As developed countries' demand for goods and services is likely to remain weak next year, China will strive to keep its exports of goods and services stable while importing more, senior government officials say.
In 2012, China is expected to see a decline in its exports, which have long been a main driver of its economic growth. Exports rose by 15.9 percent to $157.49 billion in October compared with the same period in 2010 - the lowest growth rate seen for exports in five months, according to the General Administration of Customs.
Weak external demand, coupled with increasing labor costs, have led to the closures of various companies in Dongguan, an export hub in the southern province of Guangdong.
And the future is likely to have worse in store. Europe, China's most important market for exports, may already have entered a recession, bogged down by the debt troubles of several countries there. Wang Tao, an economist with the financial-services firm UBS AG, expects China's exports growth rate to slow down in 2012 because of "significantly weakened external demand". That is likely to lead to a minor shift in China's trade policies.
While at the beginning of 2011, the country had planned to look primarily at the scale and structure of imports, the country's Central Economic Work Conference may also have export stability as a subject on its agenda. Recent remarks by policymakers have hinted that is a likelihood at the annual conference, where broad economic policies will be set for the coming year.
The government plans to provide more financial support for exporters, said Vice-Premier Wang Qishan when he met with Chinese importers and exporters during a visit to Shenyang, the capital of Liaoning province, over the weekend.

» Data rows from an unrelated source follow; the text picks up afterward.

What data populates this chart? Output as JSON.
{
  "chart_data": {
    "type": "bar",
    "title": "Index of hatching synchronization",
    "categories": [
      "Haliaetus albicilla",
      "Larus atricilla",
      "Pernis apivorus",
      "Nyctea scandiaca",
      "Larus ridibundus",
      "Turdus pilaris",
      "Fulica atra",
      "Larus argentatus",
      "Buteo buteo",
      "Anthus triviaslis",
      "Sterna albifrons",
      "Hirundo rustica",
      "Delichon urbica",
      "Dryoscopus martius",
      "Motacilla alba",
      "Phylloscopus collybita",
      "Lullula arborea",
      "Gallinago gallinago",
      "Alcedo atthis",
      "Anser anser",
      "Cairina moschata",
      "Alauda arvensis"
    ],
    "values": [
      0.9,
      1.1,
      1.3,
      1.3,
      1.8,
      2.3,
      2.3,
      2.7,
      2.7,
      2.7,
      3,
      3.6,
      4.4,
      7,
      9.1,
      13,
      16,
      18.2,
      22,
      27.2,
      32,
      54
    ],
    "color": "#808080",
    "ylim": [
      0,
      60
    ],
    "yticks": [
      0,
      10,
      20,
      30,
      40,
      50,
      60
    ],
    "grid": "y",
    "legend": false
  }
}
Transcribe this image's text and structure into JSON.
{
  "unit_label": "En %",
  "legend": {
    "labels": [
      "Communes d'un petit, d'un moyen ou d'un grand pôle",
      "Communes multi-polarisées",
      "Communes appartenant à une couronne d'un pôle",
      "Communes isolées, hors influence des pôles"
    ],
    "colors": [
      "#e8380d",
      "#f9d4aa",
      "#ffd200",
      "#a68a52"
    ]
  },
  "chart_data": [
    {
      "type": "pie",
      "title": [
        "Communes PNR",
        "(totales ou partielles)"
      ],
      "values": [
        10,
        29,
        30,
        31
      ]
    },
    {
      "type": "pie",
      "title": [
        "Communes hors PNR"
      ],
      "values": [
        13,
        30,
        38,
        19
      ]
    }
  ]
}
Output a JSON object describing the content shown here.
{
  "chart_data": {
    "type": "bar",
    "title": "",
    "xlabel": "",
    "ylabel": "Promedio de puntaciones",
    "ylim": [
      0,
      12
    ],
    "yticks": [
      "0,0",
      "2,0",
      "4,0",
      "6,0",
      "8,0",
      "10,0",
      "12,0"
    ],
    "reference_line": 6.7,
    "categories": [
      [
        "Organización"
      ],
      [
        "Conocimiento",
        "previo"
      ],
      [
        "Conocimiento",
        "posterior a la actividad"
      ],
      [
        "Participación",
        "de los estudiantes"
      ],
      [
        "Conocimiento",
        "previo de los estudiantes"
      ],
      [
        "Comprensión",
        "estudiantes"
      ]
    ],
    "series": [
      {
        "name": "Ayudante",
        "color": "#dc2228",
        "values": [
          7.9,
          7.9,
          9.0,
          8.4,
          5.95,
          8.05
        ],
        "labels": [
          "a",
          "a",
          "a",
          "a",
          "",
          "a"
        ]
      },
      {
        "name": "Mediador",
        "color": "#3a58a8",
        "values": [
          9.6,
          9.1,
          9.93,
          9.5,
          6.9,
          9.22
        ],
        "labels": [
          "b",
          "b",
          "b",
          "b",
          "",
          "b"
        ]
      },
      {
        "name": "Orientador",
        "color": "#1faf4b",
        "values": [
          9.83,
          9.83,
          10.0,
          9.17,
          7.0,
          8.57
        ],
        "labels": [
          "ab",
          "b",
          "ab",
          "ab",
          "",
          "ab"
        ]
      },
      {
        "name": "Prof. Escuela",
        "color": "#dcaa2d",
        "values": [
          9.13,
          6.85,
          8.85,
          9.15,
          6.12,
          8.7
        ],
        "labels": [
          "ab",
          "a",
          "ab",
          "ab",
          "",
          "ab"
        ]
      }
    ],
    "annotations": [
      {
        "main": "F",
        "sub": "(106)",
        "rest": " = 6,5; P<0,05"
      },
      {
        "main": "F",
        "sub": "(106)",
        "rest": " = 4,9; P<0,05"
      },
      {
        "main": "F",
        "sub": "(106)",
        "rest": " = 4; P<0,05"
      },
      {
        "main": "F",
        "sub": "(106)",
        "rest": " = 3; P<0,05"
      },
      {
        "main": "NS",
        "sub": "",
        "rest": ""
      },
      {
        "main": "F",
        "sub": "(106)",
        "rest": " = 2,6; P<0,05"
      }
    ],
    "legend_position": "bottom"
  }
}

Import and export companies will also see their taxes reduced, the Xinhua News Agency quoted him as saying.
In particular, the government will pay more attention to the difficulties of small and medium-sized exporters, Wang said. He also called on local governments to help exporters contend with trade disputes.
Zhong Shan, deputy minister of commerce, said recently that the ministry will try to sustain exports of products that have long been cheaply made in China while further promoting exports of products with high-added value.
It will also change export practices by promoting technology, branding, quality and service, said Shen Danyang, a spokesman for the commerce ministry.
The decrease in exports is in contrast to the rapid increase seen recently in the value of imports, expected to reach $360 billion this year.
The government will push to increase imports, Wang said at the meeting. It will also remove some of the "unreasonable barriers" entailed in importing and make it more convenient to bring goods and services into the country, he said.
"With policy easing under way and another investment-biased stimulus coming, we expect imports to outpace exports," Wang Tao said in the report. "The share of consumer goods imports is expected to rise gradually as China moves to promote domestic consumption."